Short selling dangerous territory for novice investor
A Widely used institutional trading strategy, short selling, has recently come to the attention of individual traders, but without knowing enough about ‘going short’, many investors are taking enormous risks, according to Opes Prime Stockbroking.
The complex investment strategy allows an investor to profit from a falling share price by selling the stock and then buying it back at a lower cost — a viable tactic in a volatile market where investors can pick losers to generate returns.
The biggest risk of this technique is the share price rising rather than falling, meaning the investor would have to cover the cost between the original and higher share prices, and unlike a falling share price, the price can keep rising.
Opes chief operating officer Dean Boyle said a widespread lack of knowledge in this space meant investors did not always understand the risks and regulations involved.
“The lack of reliable information and transparency about short selling will continue to confuse investors, who need to know exactly what they are getting into,” he said.
“Many don’t realise that there are two different techniques for going short; naked short selling and covered short selling.”
Naked short selling occurs when an investor sells a stock, intending to buy it back later at a lower price and profit from the difference.
Covered short selling occurs when an investor purchases shares under a contract that temporarily provides them with legal ownership of the stock, commonly referred to as ‘borrowing stock’.

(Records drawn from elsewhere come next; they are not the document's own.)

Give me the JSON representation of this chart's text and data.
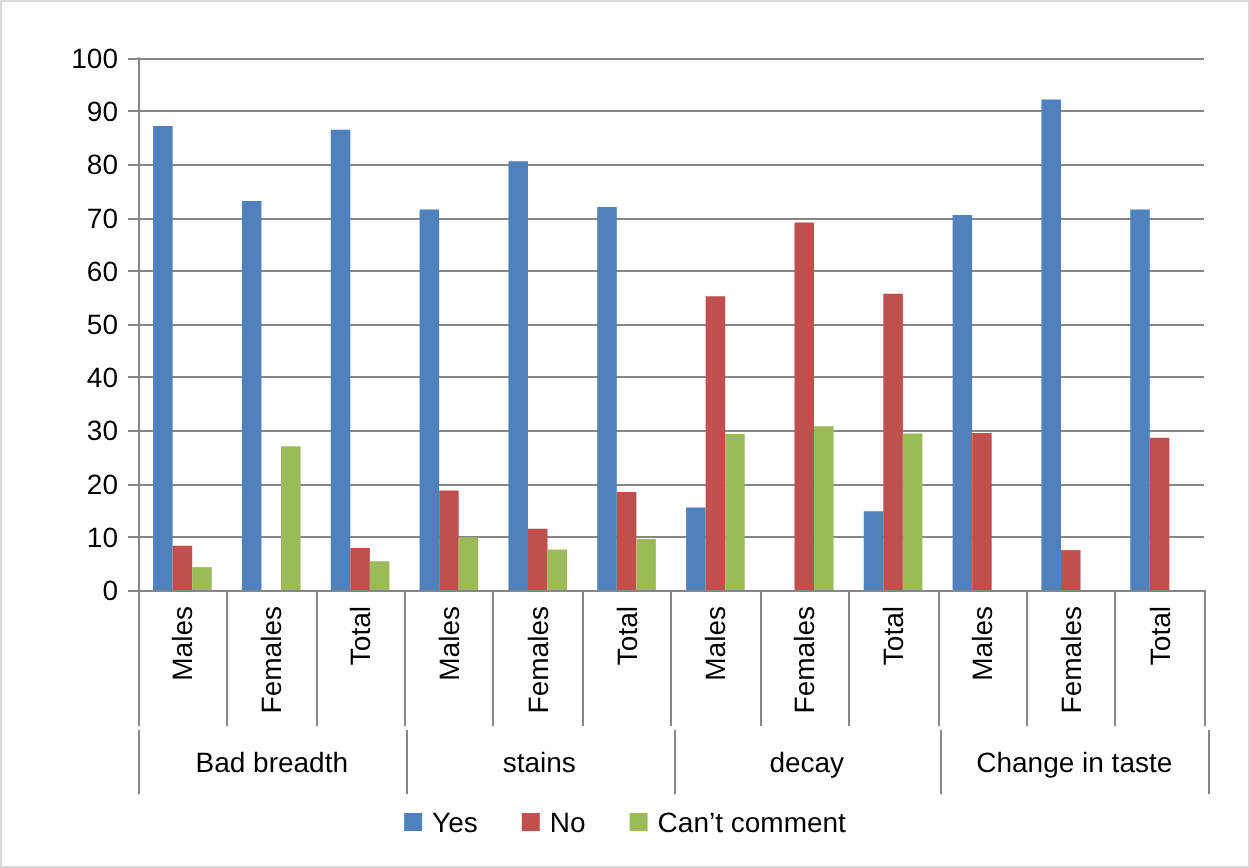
{
  "chart_data": {
    "type": "bar",
    "categories": [
      "Males",
      "Females",
      "Total",
      "Males",
      "Females",
      "Total",
      "Males",
      "Females",
      "Total",
      "Males",
      "Females",
      "Total"
    ],
    "annotations": [
      "Bad breadth",
      "stains",
      "decay",
      "Change in taste"
    ],
    "series": [
      {
        "name": "Yes",
        "color": "#4f81bd",
        "values": [
          87.2,
          73.1,
          86.5,
          71.5,
          80.6,
          72.0,
          15.5,
          null,
          14.8,
          70.5,
          92.2,
          71.5
        ]
      },
      {
        "name": "No",
        "color": "#c0504d",
        "values": [
          8.3,
          null,
          7.9,
          18.7,
          11.5,
          18.4,
          55.2,
          69.1,
          55.7,
          29.5,
          7.5,
          28.6
        ]
      },
      {
        "name": "Can’t comment",
        "color": "#9bbb59",
        "values": [
          4.3,
          27.0,
          5.4,
          9.9,
          7.6,
          9.6,
          29.3,
          30.8,
          29.4,
          null,
          null,
          null
        ]
      }
    ],
    "ylim": [
      0,
      100
    ],
    "yticks": [
      0,
      10,
      20,
      30,
      40,
      50,
      60,
      70,
      80,
      90,
      100
    ],
    "grid": "y",
    "legend": "bottom"
  }
}
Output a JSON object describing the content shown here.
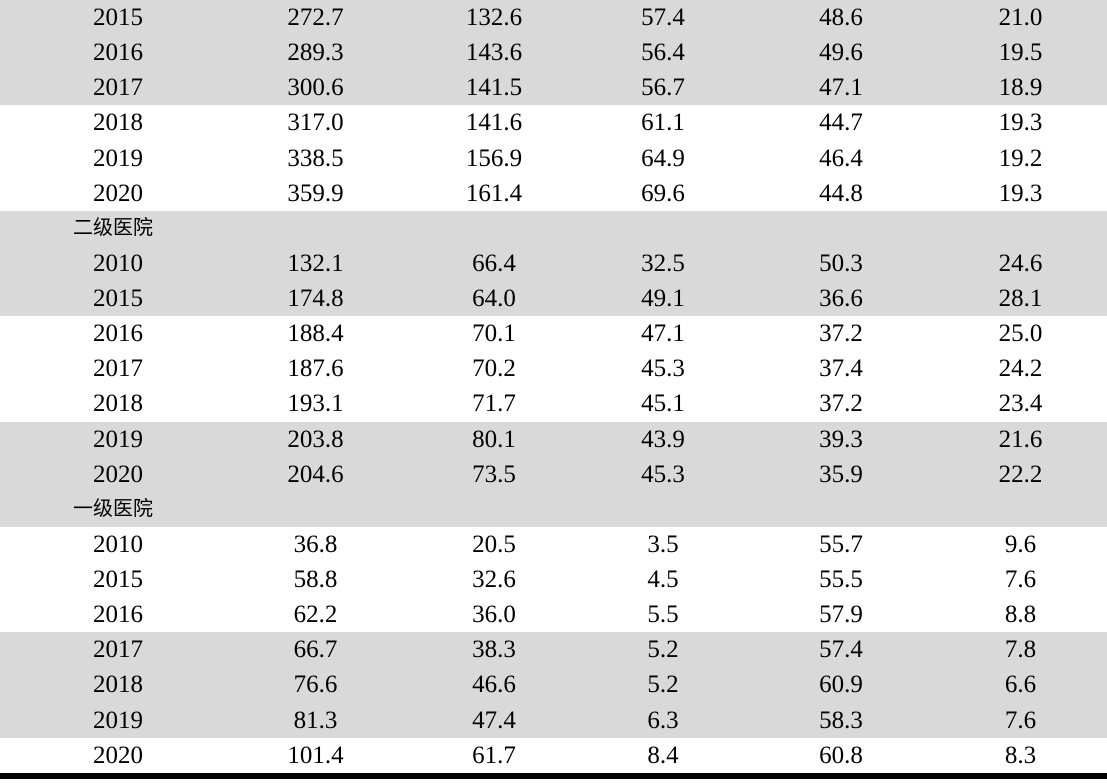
{
  "table": {
    "description_note": "cropped statistical table, no column headers visible in screenshot",
    "band_color": "#d9d9d9",
    "text_color": "#000000",
    "bottom_rule_color": "#000000",
    "sections_visible": [
      "二级医院",
      "一级医院"
    ],
    "rows": [
      {
        "type": "year",
        "label": "2015",
        "values": [
          "272.7",
          "132.6",
          "57.4",
          "48.6",
          "21.0"
        ],
        "shaded": true
      },
      {
        "type": "year",
        "label": "2016",
        "values": [
          "289.3",
          "143.6",
          "56.4",
          "49.6",
          "19.5"
        ],
        "shaded": true
      },
      {
        "type": "year",
        "label": "2017",
        "values": [
          "300.6",
          "141.5",
          "56.7",
          "47.1",
          "18.9"
        ],
        "shaded": true
      },
      {
        "type": "year",
        "label": "2018",
        "values": [
          "317.0",
          "141.6",
          "61.1",
          "44.7",
          "19.3"
        ],
        "shaded": false
      },
      {
        "type": "year",
        "label": "2019",
        "values": [
          "338.5",
          "156.9",
          "64.9",
          "46.4",
          "19.2"
        ],
        "shaded": false
      },
      {
        "type": "year",
        "label": "2020",
        "values": [
          "359.9",
          "161.4",
          "69.6",
          "44.8",
          "19.3"
        ],
        "shaded": false
      },
      {
        "type": "section",
        "label": "二级医院",
        "values": [
          "",
          "",
          "",
          "",
          ""
        ],
        "shaded": true
      },
      {
        "type": "year",
        "label": "2010",
        "values": [
          "132.1",
          "66.4",
          "32.5",
          "50.3",
          "24.6"
        ],
        "shaded": true
      },
      {
        "type": "year",
        "label": "2015",
        "values": [
          "174.8",
          "64.0",
          "49.1",
          "36.6",
          "28.1"
        ],
        "shaded": true
      },
      {
        "type": "year",
        "label": "2016",
        "values": [
          "188.4",
          "70.1",
          "47.1",
          "37.2",
          "25.0"
        ],
        "shaded": false
      },
      {
        "type": "year",
        "label": "2017",
        "values": [
          "187.6",
          "70.2",
          "45.3",
          "37.4",
          "24.2"
        ],
        "shaded": false
      },
      {
        "type": "year",
        "label": "2018",
        "values": [
          "193.1",
          "71.7",
          "45.1",
          "37.2",
          "23.4"
        ],
        "shaded": false
      },
      {
        "type": "year",
        "label": "2019",
        "values": [
          "203.8",
          "80.1",
          "43.9",
          "39.3",
          "21.6"
        ],
        "shaded": true
      },
      {
        "type": "year",
        "label": "2020",
        "values": [
          "204.6",
          "73.5",
          "45.3",
          "35.9",
          "22.2"
        ],
        "shaded": true
      },
      {
        "type": "section",
        "label": "一级医院",
        "values": [
          "",
          "",
          "",
          "",
          ""
        ],
        "shaded": true
      },
      {
        "type": "year",
        "label": "2010",
        "values": [
          "36.8",
          "20.5",
          "3.5",
          "55.7",
          "9.6"
        ],
        "shaded": false
      },
      {
        "type": "year",
        "label": "2015",
        "values": [
          "58.8",
          "32.6",
          "4.5",
          "55.5",
          "7.6"
        ],
        "shaded": false
      },
      {
        "type": "year",
        "label": "2016",
        "values": [
          "62.2",
          "36.0",
          "5.5",
          "57.9",
          "8.8"
        ],
        "shaded": false
      },
      {
        "type": "year",
        "label": "2017",
        "values": [
          "66.7",
          "38.3",
          "5.2",
          "57.4",
          "7.8"
        ],
        "shaded": true
      },
      {
        "type": "year",
        "label": "2018",
        "values": [
          "76.6",
          "46.6",
          "5.2",
          "60.9",
          "6.6"
        ],
        "shaded": true
      },
      {
        "type": "year",
        "label": "2019",
        "values": [
          "81.3",
          "47.4",
          "6.3",
          "58.3",
          "7.6"
        ],
        "shaded": true
      },
      {
        "type": "year",
        "label": "2020",
        "values": [
          "101.4",
          "61.7",
          "8.4",
          "60.8",
          "8.3"
        ],
        "shaded": false
      }
    ]
  }
}
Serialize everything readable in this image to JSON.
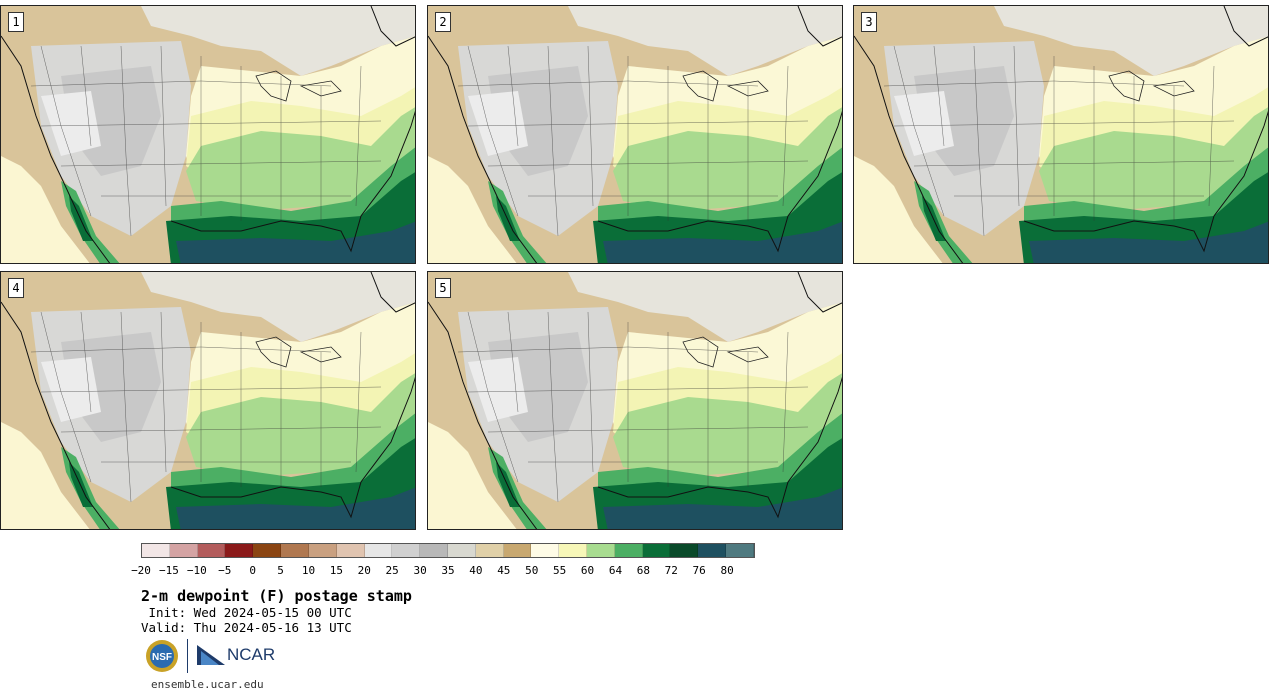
{
  "panels": [
    {
      "label": "1"
    },
    {
      "label": "2"
    },
    {
      "label": "3"
    },
    {
      "label": "4"
    },
    {
      "label": "5"
    }
  ],
  "colorbar": {
    "ticks": [
      "−20",
      "−15",
      "−10",
      "−5",
      "0",
      "5",
      "10",
      "15",
      "20",
      "25",
      "30",
      "35",
      "40",
      "45",
      "50",
      "55",
      "60",
      "64",
      "68",
      "72",
      "76",
      "80"
    ],
    "colors": [
      "#f2e6e6",
      "#d4a3a3",
      "#b35c5c",
      "#8b1a1a",
      "#8b4513",
      "#b07850",
      "#c9a080",
      "#e0c4b0",
      "#e6e6e6",
      "#d0d0d0",
      "#b8b8b8",
      "#d8d8d0",
      "#e0d0a8",
      "#c8a870",
      "#fefbe6",
      "#f7f7b8",
      "#a8dc90",
      "#4caf64",
      "#0a6e38",
      "#0a4a2a",
      "#1e5060",
      "#4f7a80"
    ]
  },
  "title": "2-m dewpoint (F) postage stamp",
  "init": " Init: Wed 2024-05-15 00 UTC",
  "valid": "Valid: Thu 2024-05-16 13 UTC",
  "logos": {
    "nsf": "NSF",
    "ncar": "NCAR"
  },
  "website": "ensemble.ucar.edu"
}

The investor then sells the shares, with an aim to buy them back at a lower price, thus profiting from the difference upon returning the borrowed securities.
Opes said few investors knew the Australian Stock Exchange rules governing short selling and could face harsh penalties for failed trades.
The short selling specialist firm recommends investors leave it to experienced traders, saying a novice investor shouldn’t even think about going short.